6^ canto dell’Inferno.

Ciacco.

Nel terzo cerchio dell’Inferno. Ciacco dice a Dante: «La tua città, che è così colma di invidia che ha già superato il limite, mi accolse in sé nell’esistenza terrena. Voi concittadini mi chiamaste Ciacco: a causa della nociva colpa della gola, come tu vedi, mi consumo sotto la pioggia. E io anima dolente non sono sola, perché tutte queste stanno a un tormento uguale per un peccato uguale».

Ciacco, collocato dal poeta in questo cerchio tra i golosi, già dai primi commentatori della Commedia fu ritenuto un mistero. Infatti, numerosi furono i loro sforzi per dargli un’identità sicura. Così, da un Ciacco di Buoninsegna, rinvenuto in un documento del 1264, passando per Tuccio del Ciacco, del popolo di San Pier Maggiore, “sindaco per la locazione del carcere dei Magnati” nel 1293, si è giunti a tale Ciacco di Pietro. E qualcuno addirittura pensò di identificarlo col rimatore Ciacco dell’Anguillara. Ma tutto ciò, nel corso del tempo, si è rivelato velleitario, tanto che ancora oggi non si conosce la vera identità del Ciacco dantesco.
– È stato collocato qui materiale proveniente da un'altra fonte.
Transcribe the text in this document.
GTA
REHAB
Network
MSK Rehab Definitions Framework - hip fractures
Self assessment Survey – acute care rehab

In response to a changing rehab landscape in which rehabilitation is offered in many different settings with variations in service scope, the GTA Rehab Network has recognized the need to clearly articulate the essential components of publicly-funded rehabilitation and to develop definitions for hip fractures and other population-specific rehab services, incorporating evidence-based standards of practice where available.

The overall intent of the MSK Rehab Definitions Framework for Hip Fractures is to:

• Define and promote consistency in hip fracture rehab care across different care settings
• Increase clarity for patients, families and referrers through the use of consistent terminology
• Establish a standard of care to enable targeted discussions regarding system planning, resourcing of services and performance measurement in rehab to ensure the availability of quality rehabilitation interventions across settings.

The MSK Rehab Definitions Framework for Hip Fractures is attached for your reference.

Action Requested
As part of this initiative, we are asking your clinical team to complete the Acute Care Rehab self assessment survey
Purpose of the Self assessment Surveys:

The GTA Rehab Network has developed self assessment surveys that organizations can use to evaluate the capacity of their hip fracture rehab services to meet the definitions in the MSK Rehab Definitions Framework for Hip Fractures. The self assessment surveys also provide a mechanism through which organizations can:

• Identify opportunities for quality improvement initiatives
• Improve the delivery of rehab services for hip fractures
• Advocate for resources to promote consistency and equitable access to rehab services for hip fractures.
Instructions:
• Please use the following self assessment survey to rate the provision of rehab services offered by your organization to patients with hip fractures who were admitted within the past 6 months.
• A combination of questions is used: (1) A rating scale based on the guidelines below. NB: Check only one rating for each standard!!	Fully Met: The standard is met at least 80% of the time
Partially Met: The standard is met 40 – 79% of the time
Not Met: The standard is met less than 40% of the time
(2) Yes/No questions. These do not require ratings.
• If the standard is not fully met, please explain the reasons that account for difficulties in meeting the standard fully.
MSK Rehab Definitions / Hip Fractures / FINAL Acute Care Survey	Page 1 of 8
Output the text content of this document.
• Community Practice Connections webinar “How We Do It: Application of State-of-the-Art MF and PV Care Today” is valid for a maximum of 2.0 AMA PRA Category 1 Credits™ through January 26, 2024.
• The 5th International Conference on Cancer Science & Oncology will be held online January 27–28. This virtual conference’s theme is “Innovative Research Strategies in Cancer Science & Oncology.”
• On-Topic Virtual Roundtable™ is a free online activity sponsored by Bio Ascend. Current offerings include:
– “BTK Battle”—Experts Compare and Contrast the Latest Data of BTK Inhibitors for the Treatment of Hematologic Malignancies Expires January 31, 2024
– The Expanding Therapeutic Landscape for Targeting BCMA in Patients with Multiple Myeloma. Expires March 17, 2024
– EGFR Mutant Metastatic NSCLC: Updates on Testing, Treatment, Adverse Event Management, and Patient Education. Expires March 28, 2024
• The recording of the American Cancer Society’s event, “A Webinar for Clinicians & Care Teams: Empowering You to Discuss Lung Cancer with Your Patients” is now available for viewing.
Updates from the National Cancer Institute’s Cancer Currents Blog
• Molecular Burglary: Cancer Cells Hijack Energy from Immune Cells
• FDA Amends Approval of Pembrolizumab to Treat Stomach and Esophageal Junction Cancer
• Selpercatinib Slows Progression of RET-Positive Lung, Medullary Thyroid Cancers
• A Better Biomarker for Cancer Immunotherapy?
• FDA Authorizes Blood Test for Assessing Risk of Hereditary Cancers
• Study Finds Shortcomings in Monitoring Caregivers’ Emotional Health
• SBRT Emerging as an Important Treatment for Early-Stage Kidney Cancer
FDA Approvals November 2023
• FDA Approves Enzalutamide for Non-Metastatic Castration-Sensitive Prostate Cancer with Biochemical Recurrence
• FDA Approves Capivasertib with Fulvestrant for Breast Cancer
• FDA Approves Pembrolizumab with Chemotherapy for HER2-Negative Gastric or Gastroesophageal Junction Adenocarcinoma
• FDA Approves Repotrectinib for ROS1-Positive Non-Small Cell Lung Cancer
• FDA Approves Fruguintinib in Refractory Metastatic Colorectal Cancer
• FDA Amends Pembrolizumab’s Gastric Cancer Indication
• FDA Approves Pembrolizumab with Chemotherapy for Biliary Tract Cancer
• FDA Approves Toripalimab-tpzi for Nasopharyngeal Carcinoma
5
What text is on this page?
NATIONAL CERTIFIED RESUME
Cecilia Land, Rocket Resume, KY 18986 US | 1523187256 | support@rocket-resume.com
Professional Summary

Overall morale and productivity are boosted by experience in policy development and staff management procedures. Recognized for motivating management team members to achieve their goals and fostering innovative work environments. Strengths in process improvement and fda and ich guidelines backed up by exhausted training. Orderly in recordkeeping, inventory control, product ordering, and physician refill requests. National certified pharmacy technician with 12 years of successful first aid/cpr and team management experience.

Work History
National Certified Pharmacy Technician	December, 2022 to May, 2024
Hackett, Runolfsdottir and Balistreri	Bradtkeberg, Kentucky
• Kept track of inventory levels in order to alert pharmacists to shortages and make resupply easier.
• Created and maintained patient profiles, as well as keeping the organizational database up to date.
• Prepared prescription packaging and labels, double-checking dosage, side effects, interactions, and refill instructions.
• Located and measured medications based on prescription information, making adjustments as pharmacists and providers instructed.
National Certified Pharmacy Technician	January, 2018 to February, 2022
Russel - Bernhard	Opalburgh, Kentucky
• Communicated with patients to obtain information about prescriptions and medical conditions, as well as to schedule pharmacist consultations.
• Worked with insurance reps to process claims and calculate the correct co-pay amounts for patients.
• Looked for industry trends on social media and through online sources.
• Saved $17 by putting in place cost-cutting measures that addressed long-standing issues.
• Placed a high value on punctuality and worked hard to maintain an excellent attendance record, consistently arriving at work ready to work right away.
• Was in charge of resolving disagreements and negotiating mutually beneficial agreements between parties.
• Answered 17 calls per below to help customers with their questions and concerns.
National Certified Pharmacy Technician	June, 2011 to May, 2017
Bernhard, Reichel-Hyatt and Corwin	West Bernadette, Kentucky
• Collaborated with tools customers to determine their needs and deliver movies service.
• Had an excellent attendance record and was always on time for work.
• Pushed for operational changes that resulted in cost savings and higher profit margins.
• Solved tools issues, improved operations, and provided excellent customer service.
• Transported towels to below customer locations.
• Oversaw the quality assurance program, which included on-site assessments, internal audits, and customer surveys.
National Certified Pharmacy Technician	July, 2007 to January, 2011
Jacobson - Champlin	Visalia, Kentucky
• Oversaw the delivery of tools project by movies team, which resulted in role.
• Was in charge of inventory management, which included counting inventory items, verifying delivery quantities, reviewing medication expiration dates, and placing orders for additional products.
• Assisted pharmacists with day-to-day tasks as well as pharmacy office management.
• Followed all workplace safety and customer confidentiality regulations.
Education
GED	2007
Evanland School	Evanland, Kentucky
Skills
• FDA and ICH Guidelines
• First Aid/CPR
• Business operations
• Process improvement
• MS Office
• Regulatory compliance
Scavando nel personaggio, il modo stesso in cui Dante lo presenta a chi legge, dà ad intendere che tale nomignolo gli sia venuto dopo la nascita, forse, ad opera dei compagni. E se il soprannome in qualche maniera sconcerta, ancor di più lo fa la scenografia in cui è inserito il personaggio Ciacco. E il fatto che in vita sia stato noto a Firenze per la sua golosità, lo possiamo reputare vero in virtù della citazione dantesca: se il poeta lo ha scelto quale simbolo di questo peccato, ciò significa che egli merita sì il suo posto tra i golosi, ma vuol dire anche che egli è ritenuto il solo capace di riferire certe cose che qualcun altro non saprebbe o potrebbe dire.

Al punto che Dante gli farà pronunciare la prima profezia sulle vicende politiche della città, previa idonea domanda. La risposta? A Calendimaggio del 1300, la parte dei Guelfi Bianchi (la famiglia dei Cerchi) e quella dei Neri (i Donati), si azzufferanno a Piazza Santa Trinita per ingraziarsi, pare, alcune floride e danzanti fanciulle. Da questo fatto in apparenza banale, si scatenerà la classica reazione a catena, fino al più nefasto degli eventi per il poeta: il bando perenne dalla sua patria.